第29章 停戦協定※
「良かったじゃない。可愛い可愛いほの花を外で守ってくれる下っ端ができて。」
「な、る、瑠璃さん?!」
「その前に既に絡まれてたんだろ?全く…。」
「ち、違!!それは…、私じゃなくて!」
あたふたと状況を説明しようとしているほの花だが、言い訳をしようとしているようにしか見えずにため息を吐く。
しかし、そんなほの花に助け舟を出したのは意外にも須磨で、おずおずと手を上げて「天元様」と声をかけてきた。
「あのぉ…、今日のは私が絡まれてたのをほの花さんが助けてくれたんですー。だから怒らないであげてください〜!」
「へぇ…?」
まぁ、これだけ美人揃いで歩いてりゃ誰が声をかけられてもおかしくないとは思うが、そこは重要じゃねぇ。
その場にいたと言うだけでほの花が一役を買っているのは目に見えているのだから。
「危ねぇことすんなよな。刃物持ってたらどうすんだよ。」
「えー?そんなの返り討ちにできるよ。」
「ほの花やめときなさい。天元はあんたしか目に入ってないから何言っても無駄よ。誰が声かけられたとか関係ないのよ。その場にあんたがいたら時既に遅しよ。」
「よく分かってんじゃねぇか。瑠璃、大正解だ。」
変な顔をして抗議の表情を向けるほの花と違い、得意げに鼻を鳴らす瑠璃だが、俺を指差して辛辣な顔を向けてくるのは変わらない。
「はいはい。じゃあ、ほの花連れてくわよ。」
「は?!何で。」
「置いてったらまた部屋でおっ始めるでしょうが。また食事を食べ損ねると可哀想じゃない。部屋で預かるわ。冷静になったら迎えにこれば?」
クソッ…。コイツがいるとほの花と昼間っからヤることもできねぇ。
俺の手をほの花の腰から離させると勝ち誇ったような顔をしてほの花の手を取り部屋を出て行った。

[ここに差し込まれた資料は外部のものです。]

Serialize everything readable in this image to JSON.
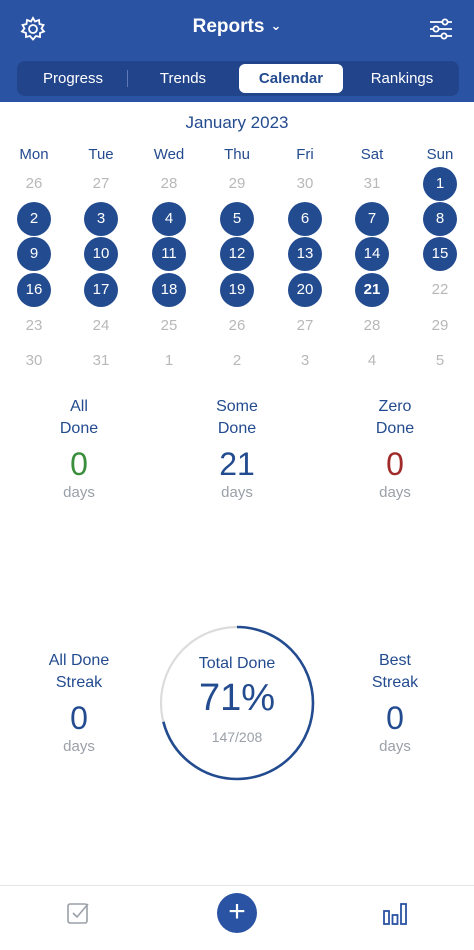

取り残された俺を宥めるのはまたもや正宗達でワナワナと震える俺を必死に気を紛らわせようとしてくる。
「…アイツ…!!ふざけやがって。これじゃ、夜しかヤれねぇだろうが!!!」
「…あ、あはは…(十分では?なんて口が裂けても言えない状況だ)」
俺は小一時間悶々としながら居間で時間が過ぎるのを待ち、結局任務で出かけるまで一度も押し倒すことは叶わなかった。